Without health insurance or paid sick leave, many workers said they feared coming forward if they had symptoms and worried that positive tests could cost them earnings, Mr. Yarashes said. “They were worried about being quarantined for two weeks without pay.”
Lipman does not provide paid sick leave for the field workers and is not legally required to.
In interviews, five workers employed at Lipman’s tomato operation said they felt fortunate to have been selected for the H-2A program after being interviewed in Mexico by labor brokers representing Lipman. In the United States, they could make in a day what it took a week to earn at home. If they proved to be reliable and productive, they would be invited back year after year.
“You kill yourself on the job, but thank God I have this work,” said Oscar, who was in his fourth season working for the company.
The workers remain in the country for four to 10 months, on average. In March, “the situation got complicated because of the pandemic,” said Martinez, who arrived last year. “They told us we couldn’t go anywhere. If they caught us leaving the camp, we would not be able to re-enter.”

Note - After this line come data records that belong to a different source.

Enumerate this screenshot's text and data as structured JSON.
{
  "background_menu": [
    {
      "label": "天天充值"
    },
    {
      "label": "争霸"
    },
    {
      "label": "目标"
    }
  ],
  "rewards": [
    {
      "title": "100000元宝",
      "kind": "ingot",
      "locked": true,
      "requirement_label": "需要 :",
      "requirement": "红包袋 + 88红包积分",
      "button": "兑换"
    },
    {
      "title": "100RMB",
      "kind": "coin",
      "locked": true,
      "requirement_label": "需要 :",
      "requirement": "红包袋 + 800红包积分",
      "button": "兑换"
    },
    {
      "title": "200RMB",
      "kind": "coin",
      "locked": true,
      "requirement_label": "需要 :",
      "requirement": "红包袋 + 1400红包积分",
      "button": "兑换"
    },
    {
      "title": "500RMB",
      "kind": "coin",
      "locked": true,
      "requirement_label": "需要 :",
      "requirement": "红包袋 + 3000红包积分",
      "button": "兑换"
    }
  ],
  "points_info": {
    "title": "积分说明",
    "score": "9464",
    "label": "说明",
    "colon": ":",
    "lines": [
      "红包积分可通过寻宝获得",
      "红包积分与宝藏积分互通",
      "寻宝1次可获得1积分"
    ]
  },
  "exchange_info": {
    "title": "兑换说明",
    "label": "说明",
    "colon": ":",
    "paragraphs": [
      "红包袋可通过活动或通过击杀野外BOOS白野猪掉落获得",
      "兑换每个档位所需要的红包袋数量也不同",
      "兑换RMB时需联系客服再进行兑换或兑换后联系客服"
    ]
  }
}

He and other workers said that several people had been terminated for violating the policy.
In previous years, a company bus would take them once a week to cash their checks, send money home and shop at Walmart. On Saturday or Sunday, it would take them to the laundromat.
When it introduced its “shelter in place” order, Lipman began to provide staples, including beans, rice, milk and eggs, free of charge. It arranged for mobile check-cashing outlets and money-transfer agents to visit the camps to enable workers to send money home. Small grocers in a van brought tortilla flour, canned tuna and other items to sell.
But the workers said the prices were inflated, $4.50 for a 4.4-pound bag of tortilla flour compared with $2.88 at Walmart. And, in addition to buying food, they wanted to go out to buy T-shirts, trousers and underwear. Washing by hand was not getting their filthy clothes clean, they said.
“It’s illogical. We wear masks and take the same precautions as everybody else,” a farmworker called Juan said.
The workers were no longer allowed to hitch rides to the beach or convince the “busero,” the crew’s bus driver, to make a pizza run.
“Every human being deserves a little diversion from the grind,” said a worker named Antonio, in his first year on the job.
Some workers developed rashes from rewearing garments caked with dirt, moisture and sweat until worker advocates dropped off Vaseline and diaper-rash cream.
Workers filed complaints about the lockdown, and the company in July began allowing organized shopping trips to local grocery stores and some visits to Walmart. The workers said they were taken by bus to Food Lion once a week but to Walmart only once a month, at the whim of their bosses. They were still prohibited from leaving the camp otherwise.
Several workers have quit before the end of their contract, forfeiting wages and an employer-paid flight back to Mexico. One of them, a field worker named Manuel, said he understood it was unlikely he would be asked back next year.
“Our rights are being violated,” he said. “I couldn’t stand it anymore.”